Вот эту, крайне важную, сторону дела упускает из виду г. Кауфман, когда он заявляет: «Заранее говорю: я не знаю, можно ли переселить миллион, три или десять миллионов» (с. 128 назв. соч.). Он указывает на относительность понятия негодности земли. «Солонцы не только не безусловно безнадежны, но при употреблении известных технических приемов могут быть сделаны очень плодородными» (129). В Туркестане, населенном по 3,6 человека на 1 кв. версту, «необъятные пространства остаются ненаселенными» (137). «Почва многих из «голодных пустынь» Туркестана – знаменитый среднеазиатский лёсс, отличающийся, при достаточном орошении, высоким плодородием… Вопроса о наличности земель, годных для орошения, не стоит даже ставить: достаточно пересечь край в любом направлении, чтобы видеть развалины множества заброшенных сотни лет тому назад селений и городов, окруженных нередко на десятки квадратных верст сетями когда-то действовавших оросительных каналов и канавок, и общая площадь лёссовых пустынь, ожидающих искусственного орошения, исчисляется, несомненно, многими миллионами десятин» (с. 137 назв. соч.).

Эти многие миллионы десятин и в Туркестане и во многих других местах России «ожидают» не только орошения и всякого рода мелиорации, они «ожидают» также освобождения русского земледельческого населения от пережитков крепостного права, от гнета дворянских латифундий, от черносотенной диктатуры в государстве.

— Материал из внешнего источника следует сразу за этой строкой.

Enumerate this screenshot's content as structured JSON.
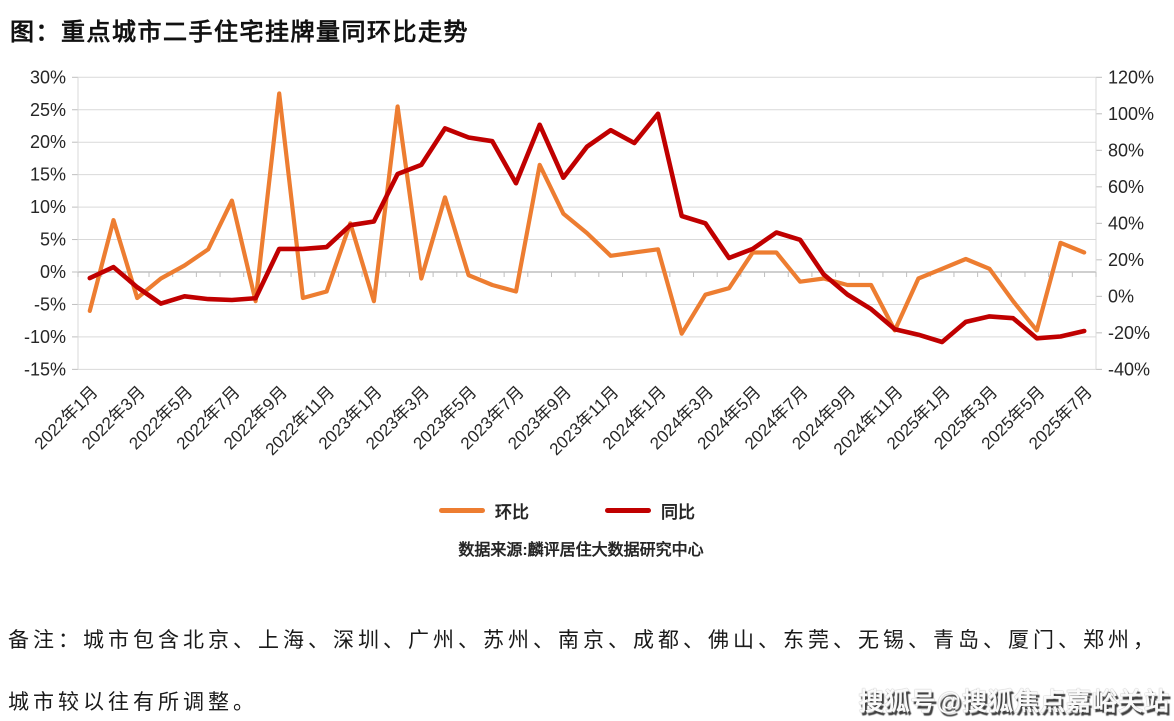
{
  "title": "图：重点城市二手住宅挂牌量同环比走势",
  "source": "数据来源:麟评居住大数据研究中心",
  "note_line1": "备注：城市包含北京、上海、深圳、广州、苏州、南京、成都、佛山、东莞、无锡、青岛、厦门、郑州，",
  "note_line2": "城市较以往有所调整。",
  "watermark": "搜狐号@搜狐焦点嘉峪关站",
  "legend": {
    "items": [
      {
        "label": "环比",
        "color": "#ED7D31"
      },
      {
        "label": "同比",
        "color": "#C00000"
      }
    ]
  },
  "chart_data": {
    "type": "line",
    "title": "重点城市二手住宅挂牌量同环比走势",
    "x": [
      "2022年1月",
      "2022年2月",
      "2022年3月",
      "2022年4月",
      "2022年5月",
      "2022年6月",
      "2022年7月",
      "2022年8月",
      "2022年9月",
      "2022年10月",
      "2022年11月",
      "2022年12月",
      "2023年1月",
      "2023年2月",
      "2023年3月",
      "2023年4月",
      "2023年5月",
      "2023年6月",
      "2023年7月",
      "2023年8月",
      "2023年9月",
      "2023年10月",
      "2023年11月",
      "2023年12月",
      "2024年1月",
      "2024年2月",
      "2024年3月",
      "2024年4月",
      "2024年5月",
      "2024年6月",
      "2024年7月",
      "2024年8月",
      "2024年9月",
      "2024年10月",
      "2024年11月",
      "2024年12月",
      "2025年1月",
      "2025年2月",
      "2025年3月",
      "2025年4月",
      "2025年5月",
      "2025年6月",
      "2025年7月"
    ],
    "x_label_every": 2,
    "series": [
      {
        "name": "环比",
        "axis": "left",
        "color": "#ED7D31",
        "values": [
          -6,
          8,
          -4,
          -1,
          1,
          3.5,
          11,
          -4.5,
          27.5,
          -4,
          -3,
          7.5,
          -4.5,
          25.5,
          -1,
          11.5,
          -0.5,
          -2,
          -3,
          16.5,
          9,
          6,
          2.5,
          3,
          3.5,
          -9.5,
          -3.5,
          -2.5,
          3,
          3,
          -1.5,
          -1,
          -2,
          -2,
          -9,
          -1,
          0.5,
          2,
          0.5,
          -4.5,
          -9,
          4.5,
          3
        ]
      },
      {
        "name": "同比",
        "axis": "right",
        "color": "#C00000",
        "values": [
          10,
          16,
          5,
          -4,
          0,
          -1.5,
          -2,
          -1,
          26,
          26,
          27,
          39,
          41,
          67,
          72,
          92,
          87,
          85,
          62,
          94,
          65,
          82,
          91,
          84,
          100,
          44,
          40,
          21,
          26,
          35,
          31,
          12,
          1,
          -7,
          -18,
          -21,
          -25,
          -14,
          -11,
          -12,
          -23,
          -22,
          -19
        ]
      }
    ],
    "left_axis": {
      "min": -15,
      "max": 30,
      "step": 5,
      "unit": "%"
    },
    "right_axis": {
      "min": -40,
      "max": 120,
      "step": 20,
      "unit": "%"
    },
    "grid": true,
    "grid_color": "#D9D9D9",
    "axis_color": "#BFBFBF",
    "label_color": "#262626",
    "legend_position": "bottom"
  }
}
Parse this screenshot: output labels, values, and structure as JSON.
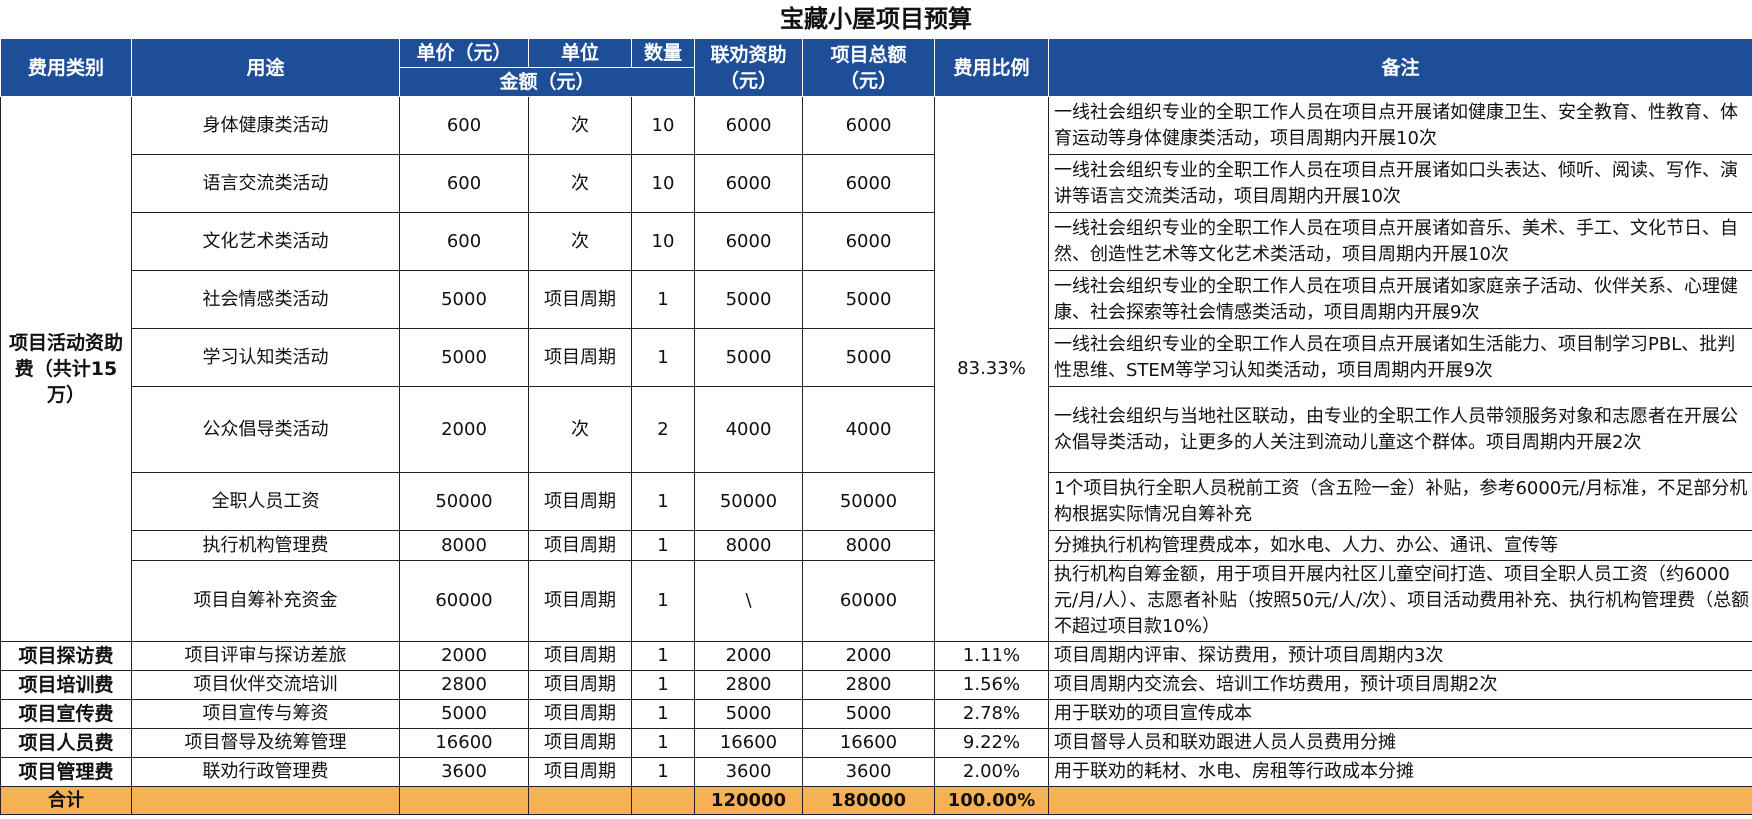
{
  "title": "宝藏小屋项目预算",
  "header": {
    "category": "费用类别",
    "purpose": "用途",
    "unit_price": "单价（元）",
    "unit": "单位",
    "quantity": "数量",
    "amount": "金额（元）",
    "lianquan_funding_l1": "联劝资助",
    "lianquan_funding_l2": "（元）",
    "project_total_l1": "项目总额",
    "project_total_l2": "（元）",
    "ratio": "费用比例",
    "notes": "备注"
  },
  "activity_group": {
    "category": "项目活动资助费（共计15万）",
    "ratio": "83.33%",
    "rows": [
      {
        "purpose": "身体健康类活动",
        "price": "600",
        "unit": "次",
        "qty": "10",
        "funding": "6000",
        "total": "6000",
        "note": "一线社会组织专业的全职工作人员在项目点开展诸如健康卫生、安全教育、性教育、体育运动等身体健康类活动，项目周期内开展10次"
      },
      {
        "purpose": "语言交流类活动",
        "price": "600",
        "unit": "次",
        "qty": "10",
        "funding": "6000",
        "total": "6000",
        "note": "一线社会组织专业的全职工作人员在项目点开展诸如口头表达、倾听、阅读、写作、演讲等语言交流类活动，项目周期内开展10次"
      },
      {
        "purpose": "文化艺术类活动",
        "price": "600",
        "unit": "次",
        "qty": "10",
        "funding": "6000",
        "total": "6000",
        "note": "一线社会组织专业的全职工作人员在项目点开展诸如音乐、美术、手工、文化节日、自然、创造性艺术等文化艺术类活动，项目周期内开展10次"
      },
      {
        "purpose": "社会情感类活动",
        "price": "5000",
        "unit": "项目周期",
        "qty": "1",
        "funding": "5000",
        "total": "5000",
        "note": "一线社会组织专业的全职工作人员在项目点开展诸如家庭亲子活动、伙伴关系、心理健康、社会探索等社会情感类活动，项目周期内开展9次"
      },
      {
        "purpose": "学习认知类活动",
        "price": "5000",
        "unit": "项目周期",
        "qty": "1",
        "funding": "5000",
        "total": "5000",
        "note": "一线社会组织专业的全职工作人员在项目点开展诸如生活能力、项目制学习PBL、批判性思维、STEM等学习认知类活动，项目周期内开展9次"
      },
      {
        "purpose": "公众倡导类活动",
        "price": "2000",
        "unit": "次",
        "qty": "2",
        "funding": "4000",
        "total": "4000",
        "note": "一线社会组织与当地社区联动，由专业的全职工作人员带领服务对象和志愿者在开展公众倡导类活动，让更多的人关注到流动儿童这个群体。项目周期内开展2次"
      },
      {
        "purpose": "全职人员工资",
        "price": "50000",
        "unit": "项目周期",
        "qty": "1",
        "funding": "50000",
        "total": "50000",
        "note": "1个项目执行全职人员税前工资（含五险一金）补贴，参考6000元/月标准，不足部分机构根据实际情况自筹补充"
      },
      {
        "purpose": "执行机构管理费",
        "price": "8000",
        "unit": "项目周期",
        "qty": "1",
        "funding": "8000",
        "total": "8000",
        "note": "分摊执行机构管理费成本，如水电、人力、办公、通讯、宣传等"
      },
      {
        "purpose": "项目自筹补充资金",
        "price": "60000",
        "unit": "项目周期",
        "qty": "1",
        "funding": "\\",
        "total": "60000",
        "note": "执行机构自筹金额，用于项目开展内社区儿童空间打造、项目全职人员工资（约6000元/月/人）、志愿者补贴（按照50元/人/次）、项目活动费用补充、执行机构管理费（总额不超过项目款10%）"
      }
    ]
  },
  "other_rows": [
    {
      "category": "项目探访费",
      "purpose": "项目评审与探访差旅",
      "price": "2000",
      "unit": "项目周期",
      "qty": "1",
      "funding": "2000",
      "total": "2000",
      "ratio": "1.11%",
      "note": "项目周期内评审、探访费用，预计项目周期内3次"
    },
    {
      "category": "项目培训费",
      "purpose": "项目伙伴交流培训",
      "price": "2800",
      "unit": "项目周期",
      "qty": "1",
      "funding": "2800",
      "total": "2800",
      "ratio": "1.56%",
      "note": "项目周期内交流会、培训工作坊费用，预计项目周期2次"
    },
    {
      "category": "项目宣传费",
      "purpose": "项目宣传与筹资",
      "price": "5000",
      "unit": "项目周期",
      "qty": "1",
      "funding": "5000",
      "total": "5000",
      "ratio": "2.78%",
      "note": "用于联劝的项目宣传成本"
    },
    {
      "category": "项目人员费",
      "purpose": "项目督导及统筹管理",
      "price": "16600",
      "unit": "项目周期",
      "qty": "1",
      "funding": "16600",
      "total": "16600",
      "ratio": "9.22%",
      "note": "项目督导人员和联劝跟进人员人员费用分摊"
    },
    {
      "category": "项目管理费",
      "purpose": "联劝行政管理费",
      "price": "3600",
      "unit": "项目周期",
      "qty": "1",
      "funding": "3600",
      "total": "3600",
      "ratio": "2.00%",
      "note": "用于联劝的耗材、水电、房租等行政成本分摊"
    }
  ],
  "total_row": {
    "label": "合计",
    "funding": "120000",
    "total": "180000",
    "ratio": "100.00%"
  }
}
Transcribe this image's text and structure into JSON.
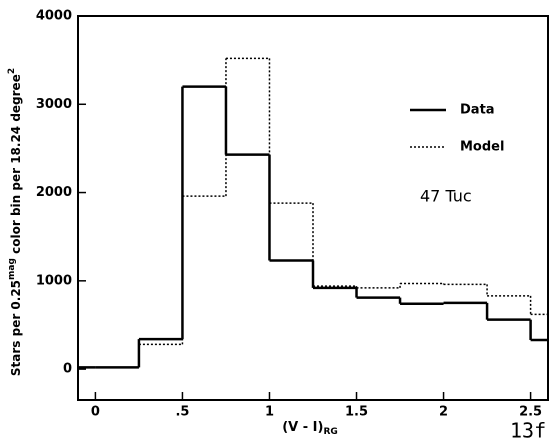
{
  "chart_data": {
    "type": "histogram",
    "ylabel": [
      "Stars per 0.25",
      "mag",
      " color bin per 18.24 degree",
      "2"
    ],
    "xlabel": [
      "(V - I)",
      "RG"
    ],
    "annotation": "47 Tuc",
    "panel_label": "13f",
    "bins": [
      -0.25,
      0,
      0.25,
      0.5,
      0.75,
      1.0,
      1.25,
      1.5,
      1.75,
      2.0,
      2.25,
      2.5,
      2.75
    ],
    "series": [
      {
        "name": "Data",
        "color": "#000000",
        "style": "solid",
        "values": [
          20,
          20,
          340,
          3200,
          2430,
          1230,
          920,
          810,
          740,
          750,
          560,
          330
        ]
      },
      {
        "name": "Model",
        "color": "#000000",
        "style": "dotted",
        "values": [
          20,
          20,
          280,
          1960,
          3520,
          1880,
          940,
          920,
          970,
          960,
          830,
          620
        ]
      }
    ],
    "xlim": [
      -0.1,
      2.6
    ],
    "ylim": [
      -350,
      4000
    ],
    "xticks": [
      0,
      {
        "value": 0.5,
        "label": ".5"
      },
      1,
      1.5,
      2,
      2.5
    ],
    "yticks": [
      0,
      1000,
      2000,
      3000,
      4000
    ],
    "legend": "upper right"
  }
}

Гадать о том, какое именно количество земель могло бы быть превращено в России из «негодных» в годные, бесполезно. Но необходимо отчетливо сознать тот факт, который доказывается всей хозяйственной историей России и который составляет крупную особенность русского буржуазного переворота. Россия обладает гигантским колонизационным фондом, который будет становиться доступным населению и доступным культуре не только с каждым шагом вперед земледельческой техники вообще, но и с каждым шагом вперед в деле освобождения русского крестьянства от крепостнического гнета.

Это обстоятельство представляет из себя экономическую основу буржуазной эволюции российского земледелия по американскому образцу. В государствах Западной Европы, которые так часто привлекаются нашими марксистами для неосмысленных шаблонных сравнений, – в эпоху буржуазно-демократического переворота вся территория была уже занята. Каждый шаг вперед земледельческой техники создавал только то новое, что являлась возможность вкладывать новые количества труда и капитала в землю. В России буржуазно-демократический переворот происходит при таких условиях, когда каждый шаг вперед в земледельческой технике и каждый шаг в развитии действительной свободы населения создает не только возможность добавочных вложений труда и капитала в старые земли, но и возможность утилизации «необъятных» количеств рядом лежащих новых земель.

8. Резюме экономических выводов I главы

Резюмируем те экономические выводы, которые должны послужить нам введением в пересмотр вопроса об аграрной программе с.-д.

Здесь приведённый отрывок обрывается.